Insbesondere in der Union rumort der ohnehin mühsam zurückgehaltene Ärger wieder: "Wir können nicht akzeptieren, dass Griechenland kurz vor Abschluss des Hilfsprogramms einseitig eine der verabredeten Reformmaßnahmen aufkündigt. Das ist eine Frage der Glaubwürdigkeit und des Vertrauens", kritisiert Eckhardt Rehberg, Haushaltspolitischer Sprecher der CDU/CSU-Fraktion, die griechische Programmänderung. "Auf besonderen Druck der Unionsfraktion" habe die griechische Regierung nun eine neue Maßnahme zur Kompensation zugesagt. […..]

Die deutsche EU-Politik wird immer noch von Banken und Vorurteilen bestimmt.
Die größte Regierungsfraktion aus CDU/CSU zwingt also Bundesfinanzminister Olaf Scholz gegen seine Überzeugung das Falsche zu tun.
Tja, das kommt dabei raus, wenn der Souverän rechts wählt und die SPD nicht die stärkste Fraktion stellt.

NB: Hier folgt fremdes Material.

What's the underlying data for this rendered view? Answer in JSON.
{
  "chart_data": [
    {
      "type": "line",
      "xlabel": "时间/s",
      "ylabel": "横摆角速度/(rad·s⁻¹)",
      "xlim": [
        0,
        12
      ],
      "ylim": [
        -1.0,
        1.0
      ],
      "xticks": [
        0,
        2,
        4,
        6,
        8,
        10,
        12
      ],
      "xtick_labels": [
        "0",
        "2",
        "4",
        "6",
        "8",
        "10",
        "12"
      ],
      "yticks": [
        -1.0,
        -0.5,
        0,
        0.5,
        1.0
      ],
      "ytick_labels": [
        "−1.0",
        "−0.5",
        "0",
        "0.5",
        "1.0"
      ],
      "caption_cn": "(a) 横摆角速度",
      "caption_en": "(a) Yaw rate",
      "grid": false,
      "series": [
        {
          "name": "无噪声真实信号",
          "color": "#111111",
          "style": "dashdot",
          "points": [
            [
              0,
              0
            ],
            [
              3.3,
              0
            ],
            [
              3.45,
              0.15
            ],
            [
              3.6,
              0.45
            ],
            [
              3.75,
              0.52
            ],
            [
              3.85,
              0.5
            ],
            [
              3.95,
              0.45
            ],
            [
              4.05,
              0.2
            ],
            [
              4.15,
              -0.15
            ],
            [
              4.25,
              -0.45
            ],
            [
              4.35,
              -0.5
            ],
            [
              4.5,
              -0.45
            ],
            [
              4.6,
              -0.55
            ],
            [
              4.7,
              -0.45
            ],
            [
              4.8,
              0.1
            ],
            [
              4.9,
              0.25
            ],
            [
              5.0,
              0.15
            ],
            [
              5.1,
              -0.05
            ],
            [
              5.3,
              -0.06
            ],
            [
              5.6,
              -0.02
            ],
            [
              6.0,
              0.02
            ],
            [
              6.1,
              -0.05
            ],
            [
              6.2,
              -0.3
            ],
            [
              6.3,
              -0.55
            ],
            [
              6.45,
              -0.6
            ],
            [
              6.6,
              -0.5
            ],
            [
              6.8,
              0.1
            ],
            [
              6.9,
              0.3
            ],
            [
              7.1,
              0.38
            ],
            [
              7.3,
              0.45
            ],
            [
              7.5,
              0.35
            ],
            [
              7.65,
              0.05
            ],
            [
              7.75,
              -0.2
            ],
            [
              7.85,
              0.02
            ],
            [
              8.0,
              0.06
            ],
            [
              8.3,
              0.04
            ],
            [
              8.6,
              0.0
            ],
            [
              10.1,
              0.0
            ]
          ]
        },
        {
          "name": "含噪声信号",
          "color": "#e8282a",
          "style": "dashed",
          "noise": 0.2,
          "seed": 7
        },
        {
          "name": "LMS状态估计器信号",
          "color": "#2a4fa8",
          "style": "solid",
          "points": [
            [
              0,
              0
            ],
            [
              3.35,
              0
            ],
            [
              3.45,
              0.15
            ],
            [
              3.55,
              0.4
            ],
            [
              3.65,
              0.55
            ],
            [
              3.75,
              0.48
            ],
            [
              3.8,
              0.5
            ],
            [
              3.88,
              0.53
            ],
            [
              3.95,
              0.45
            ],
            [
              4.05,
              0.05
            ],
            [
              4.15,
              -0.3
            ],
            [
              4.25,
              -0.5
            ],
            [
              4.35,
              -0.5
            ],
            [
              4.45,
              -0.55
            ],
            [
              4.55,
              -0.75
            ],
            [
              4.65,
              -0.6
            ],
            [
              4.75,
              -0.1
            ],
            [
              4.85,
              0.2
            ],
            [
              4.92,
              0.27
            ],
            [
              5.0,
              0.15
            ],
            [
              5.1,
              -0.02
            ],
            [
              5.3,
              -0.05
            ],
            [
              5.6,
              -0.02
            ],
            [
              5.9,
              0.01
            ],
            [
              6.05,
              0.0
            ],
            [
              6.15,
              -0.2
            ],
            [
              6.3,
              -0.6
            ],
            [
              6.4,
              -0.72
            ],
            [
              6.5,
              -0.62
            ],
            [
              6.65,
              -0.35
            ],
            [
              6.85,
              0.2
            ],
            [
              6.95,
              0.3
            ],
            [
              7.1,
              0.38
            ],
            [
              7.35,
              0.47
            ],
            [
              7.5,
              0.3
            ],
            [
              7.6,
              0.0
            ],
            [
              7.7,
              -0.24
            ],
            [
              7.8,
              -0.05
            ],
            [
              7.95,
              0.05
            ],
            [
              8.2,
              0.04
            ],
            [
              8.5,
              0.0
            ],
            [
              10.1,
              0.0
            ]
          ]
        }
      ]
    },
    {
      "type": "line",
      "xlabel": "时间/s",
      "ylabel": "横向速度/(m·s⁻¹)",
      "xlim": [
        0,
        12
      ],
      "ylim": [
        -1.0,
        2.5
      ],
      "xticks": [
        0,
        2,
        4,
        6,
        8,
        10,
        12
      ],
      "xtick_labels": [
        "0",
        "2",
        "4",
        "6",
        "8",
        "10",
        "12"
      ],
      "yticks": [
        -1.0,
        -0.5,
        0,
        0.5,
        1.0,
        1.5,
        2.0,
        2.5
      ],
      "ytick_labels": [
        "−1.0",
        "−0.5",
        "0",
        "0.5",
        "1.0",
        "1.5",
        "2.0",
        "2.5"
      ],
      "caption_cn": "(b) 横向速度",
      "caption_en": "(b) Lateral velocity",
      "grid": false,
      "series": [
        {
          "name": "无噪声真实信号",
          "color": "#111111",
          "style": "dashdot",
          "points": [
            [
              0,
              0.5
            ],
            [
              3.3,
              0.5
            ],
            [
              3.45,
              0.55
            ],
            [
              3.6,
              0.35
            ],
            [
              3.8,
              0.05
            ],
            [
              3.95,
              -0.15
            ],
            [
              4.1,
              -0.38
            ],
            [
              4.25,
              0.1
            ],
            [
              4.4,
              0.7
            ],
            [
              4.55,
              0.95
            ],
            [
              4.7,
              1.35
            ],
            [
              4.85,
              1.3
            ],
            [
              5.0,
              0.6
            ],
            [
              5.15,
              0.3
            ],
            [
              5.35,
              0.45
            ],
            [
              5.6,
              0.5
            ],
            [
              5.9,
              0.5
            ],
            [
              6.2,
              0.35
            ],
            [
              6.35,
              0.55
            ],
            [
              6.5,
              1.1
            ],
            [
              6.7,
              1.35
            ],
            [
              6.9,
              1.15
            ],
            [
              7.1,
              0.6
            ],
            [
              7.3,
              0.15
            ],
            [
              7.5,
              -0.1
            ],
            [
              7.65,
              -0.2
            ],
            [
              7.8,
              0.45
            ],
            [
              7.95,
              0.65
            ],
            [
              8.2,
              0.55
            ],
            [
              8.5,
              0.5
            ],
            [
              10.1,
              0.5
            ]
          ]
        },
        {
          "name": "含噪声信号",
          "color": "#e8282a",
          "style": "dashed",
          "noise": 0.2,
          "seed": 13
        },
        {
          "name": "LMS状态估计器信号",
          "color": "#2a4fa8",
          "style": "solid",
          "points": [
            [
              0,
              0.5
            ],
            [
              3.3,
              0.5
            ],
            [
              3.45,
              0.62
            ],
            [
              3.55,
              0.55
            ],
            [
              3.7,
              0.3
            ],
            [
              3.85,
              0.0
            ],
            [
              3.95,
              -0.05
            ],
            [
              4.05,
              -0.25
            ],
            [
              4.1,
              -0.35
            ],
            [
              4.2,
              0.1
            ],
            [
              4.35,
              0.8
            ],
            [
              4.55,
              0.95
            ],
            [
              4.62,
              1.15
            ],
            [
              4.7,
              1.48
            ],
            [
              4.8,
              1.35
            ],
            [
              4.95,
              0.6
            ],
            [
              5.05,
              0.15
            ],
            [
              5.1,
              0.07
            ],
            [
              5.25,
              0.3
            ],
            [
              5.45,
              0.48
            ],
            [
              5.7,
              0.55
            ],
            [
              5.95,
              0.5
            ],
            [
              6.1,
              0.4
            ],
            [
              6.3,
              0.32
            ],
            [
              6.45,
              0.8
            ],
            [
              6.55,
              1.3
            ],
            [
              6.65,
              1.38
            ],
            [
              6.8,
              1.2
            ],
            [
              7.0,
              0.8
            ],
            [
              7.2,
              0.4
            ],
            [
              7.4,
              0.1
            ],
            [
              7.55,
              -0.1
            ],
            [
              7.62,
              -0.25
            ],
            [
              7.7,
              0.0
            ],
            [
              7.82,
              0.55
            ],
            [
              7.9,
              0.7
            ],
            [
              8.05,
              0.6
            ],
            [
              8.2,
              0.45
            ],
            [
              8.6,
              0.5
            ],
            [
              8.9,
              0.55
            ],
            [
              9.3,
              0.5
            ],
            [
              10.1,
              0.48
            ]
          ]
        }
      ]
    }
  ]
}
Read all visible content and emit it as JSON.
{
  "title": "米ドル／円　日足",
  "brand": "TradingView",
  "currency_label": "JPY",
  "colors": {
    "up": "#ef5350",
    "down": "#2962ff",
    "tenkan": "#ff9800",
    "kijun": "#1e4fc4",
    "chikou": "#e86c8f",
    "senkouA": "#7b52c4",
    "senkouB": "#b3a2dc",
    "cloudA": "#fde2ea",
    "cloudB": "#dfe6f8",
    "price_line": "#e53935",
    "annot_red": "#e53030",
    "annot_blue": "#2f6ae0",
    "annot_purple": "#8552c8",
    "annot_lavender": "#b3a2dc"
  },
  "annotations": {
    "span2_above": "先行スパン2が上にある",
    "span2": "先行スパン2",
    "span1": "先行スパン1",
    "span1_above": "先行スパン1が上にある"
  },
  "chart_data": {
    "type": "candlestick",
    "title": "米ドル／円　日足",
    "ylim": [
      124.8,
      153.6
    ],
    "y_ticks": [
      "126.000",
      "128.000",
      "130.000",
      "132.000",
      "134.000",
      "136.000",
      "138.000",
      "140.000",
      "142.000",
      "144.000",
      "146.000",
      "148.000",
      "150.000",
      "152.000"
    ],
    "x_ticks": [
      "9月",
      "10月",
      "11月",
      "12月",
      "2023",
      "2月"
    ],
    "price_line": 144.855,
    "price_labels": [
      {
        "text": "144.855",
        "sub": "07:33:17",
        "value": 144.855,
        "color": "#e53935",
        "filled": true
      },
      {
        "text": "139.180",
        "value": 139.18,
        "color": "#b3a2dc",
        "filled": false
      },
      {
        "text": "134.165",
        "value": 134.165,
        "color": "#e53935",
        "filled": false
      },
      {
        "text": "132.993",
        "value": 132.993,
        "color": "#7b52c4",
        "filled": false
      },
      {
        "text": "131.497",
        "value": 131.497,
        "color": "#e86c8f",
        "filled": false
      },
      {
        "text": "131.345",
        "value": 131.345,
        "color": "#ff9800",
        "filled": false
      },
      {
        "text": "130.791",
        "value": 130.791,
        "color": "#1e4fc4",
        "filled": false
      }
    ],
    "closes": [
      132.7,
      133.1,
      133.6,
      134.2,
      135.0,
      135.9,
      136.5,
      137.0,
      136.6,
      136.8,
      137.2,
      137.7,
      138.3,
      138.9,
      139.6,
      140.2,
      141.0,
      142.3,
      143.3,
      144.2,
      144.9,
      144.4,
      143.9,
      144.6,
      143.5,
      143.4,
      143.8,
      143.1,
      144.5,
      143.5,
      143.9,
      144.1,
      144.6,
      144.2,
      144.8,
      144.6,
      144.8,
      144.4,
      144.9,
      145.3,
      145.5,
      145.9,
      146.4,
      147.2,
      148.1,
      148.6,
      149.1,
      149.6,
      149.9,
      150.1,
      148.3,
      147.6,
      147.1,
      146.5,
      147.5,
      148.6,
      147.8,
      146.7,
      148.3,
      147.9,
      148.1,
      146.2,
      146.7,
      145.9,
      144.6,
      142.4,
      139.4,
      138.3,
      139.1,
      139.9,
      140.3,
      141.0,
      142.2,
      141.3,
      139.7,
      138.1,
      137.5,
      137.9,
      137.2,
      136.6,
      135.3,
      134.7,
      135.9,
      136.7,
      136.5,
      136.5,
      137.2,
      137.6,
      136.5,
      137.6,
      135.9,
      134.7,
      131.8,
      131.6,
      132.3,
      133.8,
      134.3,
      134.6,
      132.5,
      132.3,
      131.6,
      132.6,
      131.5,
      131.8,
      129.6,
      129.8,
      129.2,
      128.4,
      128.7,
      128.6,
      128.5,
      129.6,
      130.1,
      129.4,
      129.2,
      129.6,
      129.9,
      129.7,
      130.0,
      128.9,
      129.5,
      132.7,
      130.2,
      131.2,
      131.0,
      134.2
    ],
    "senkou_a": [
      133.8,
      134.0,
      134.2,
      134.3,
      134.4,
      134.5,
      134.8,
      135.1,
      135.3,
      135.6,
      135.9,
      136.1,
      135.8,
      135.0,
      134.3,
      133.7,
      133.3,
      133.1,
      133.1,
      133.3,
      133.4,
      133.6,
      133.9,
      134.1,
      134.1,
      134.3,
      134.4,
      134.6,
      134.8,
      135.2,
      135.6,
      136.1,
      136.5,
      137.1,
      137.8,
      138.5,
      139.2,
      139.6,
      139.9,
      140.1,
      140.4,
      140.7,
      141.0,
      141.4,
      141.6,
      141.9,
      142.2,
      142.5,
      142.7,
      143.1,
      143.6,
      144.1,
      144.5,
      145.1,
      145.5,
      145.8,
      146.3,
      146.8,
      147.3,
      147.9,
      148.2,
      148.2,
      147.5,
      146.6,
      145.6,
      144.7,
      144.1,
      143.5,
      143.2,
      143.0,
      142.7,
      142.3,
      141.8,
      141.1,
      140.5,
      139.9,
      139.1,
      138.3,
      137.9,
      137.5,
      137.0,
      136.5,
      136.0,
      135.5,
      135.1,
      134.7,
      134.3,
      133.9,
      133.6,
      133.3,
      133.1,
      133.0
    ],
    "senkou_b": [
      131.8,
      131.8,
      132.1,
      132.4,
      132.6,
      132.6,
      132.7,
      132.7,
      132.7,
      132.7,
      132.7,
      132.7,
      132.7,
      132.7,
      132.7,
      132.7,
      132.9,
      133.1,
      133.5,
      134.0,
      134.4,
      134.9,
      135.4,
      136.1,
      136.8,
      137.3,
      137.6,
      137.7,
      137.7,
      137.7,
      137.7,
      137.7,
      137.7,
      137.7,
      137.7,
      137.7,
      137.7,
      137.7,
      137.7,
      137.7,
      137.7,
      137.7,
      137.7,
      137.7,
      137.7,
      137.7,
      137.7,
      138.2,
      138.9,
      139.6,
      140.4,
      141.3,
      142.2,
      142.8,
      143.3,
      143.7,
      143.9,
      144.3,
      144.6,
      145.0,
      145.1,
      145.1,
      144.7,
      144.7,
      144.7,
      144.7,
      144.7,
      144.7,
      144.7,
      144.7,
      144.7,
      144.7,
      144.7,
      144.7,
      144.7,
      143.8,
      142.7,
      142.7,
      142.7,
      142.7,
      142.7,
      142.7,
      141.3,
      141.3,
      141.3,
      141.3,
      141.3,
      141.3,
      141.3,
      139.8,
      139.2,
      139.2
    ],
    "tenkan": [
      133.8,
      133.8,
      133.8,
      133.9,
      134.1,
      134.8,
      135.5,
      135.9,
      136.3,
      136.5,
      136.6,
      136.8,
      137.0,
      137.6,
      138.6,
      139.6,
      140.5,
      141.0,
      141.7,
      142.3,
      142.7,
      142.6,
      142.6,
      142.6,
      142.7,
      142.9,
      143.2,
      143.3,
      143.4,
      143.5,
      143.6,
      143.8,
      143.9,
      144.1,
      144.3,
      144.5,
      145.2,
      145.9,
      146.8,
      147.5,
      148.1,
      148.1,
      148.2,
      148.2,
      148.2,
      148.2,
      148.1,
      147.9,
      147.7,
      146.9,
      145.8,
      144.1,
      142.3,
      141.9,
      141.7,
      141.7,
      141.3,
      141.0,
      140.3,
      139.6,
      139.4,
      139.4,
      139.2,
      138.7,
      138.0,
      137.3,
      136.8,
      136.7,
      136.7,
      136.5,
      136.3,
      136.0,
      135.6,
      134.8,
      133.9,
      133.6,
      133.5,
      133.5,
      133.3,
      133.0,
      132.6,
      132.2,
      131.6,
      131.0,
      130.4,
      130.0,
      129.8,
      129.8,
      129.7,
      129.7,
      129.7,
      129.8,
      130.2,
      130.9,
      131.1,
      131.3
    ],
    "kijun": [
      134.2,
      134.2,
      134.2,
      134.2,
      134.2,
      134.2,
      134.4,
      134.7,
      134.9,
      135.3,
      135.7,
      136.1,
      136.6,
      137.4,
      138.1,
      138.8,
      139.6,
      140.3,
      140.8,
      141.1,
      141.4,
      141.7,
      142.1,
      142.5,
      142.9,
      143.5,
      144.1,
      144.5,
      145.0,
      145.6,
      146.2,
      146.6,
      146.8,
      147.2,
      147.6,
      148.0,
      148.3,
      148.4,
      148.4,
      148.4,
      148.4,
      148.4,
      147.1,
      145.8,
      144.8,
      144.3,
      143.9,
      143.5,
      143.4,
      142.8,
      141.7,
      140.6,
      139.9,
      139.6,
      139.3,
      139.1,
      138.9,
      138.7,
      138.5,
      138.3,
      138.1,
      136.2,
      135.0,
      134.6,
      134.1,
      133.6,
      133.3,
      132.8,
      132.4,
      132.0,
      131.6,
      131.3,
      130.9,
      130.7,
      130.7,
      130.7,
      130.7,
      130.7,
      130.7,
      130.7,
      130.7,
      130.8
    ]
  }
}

[….]  Wie eine am Boden liegende Volkswirtschaft auf Kommando kontinuierlich wachsen soll, ist ein Rätsel. Immerhin: Es gibt etwas mehr Arbeit, es gibt Wachstum - im Vergleich zu den Vorjahren gesehen. Ob es den griechischen Bürgern besser geht, ist eine ganz andere Frage. Die Neue Zürcher Zeitung konstatierte Ende Juni: "Eine Serie happiger Rentenkürzungen für die Pensionierten, schmerzhafte Lohneinbußen für die Arbeitenden und ein Reigen von Steuererhöhungen haben den Lebensstandard der Einkommensschwachen und der Mittelklasse dramatisch gesenkt."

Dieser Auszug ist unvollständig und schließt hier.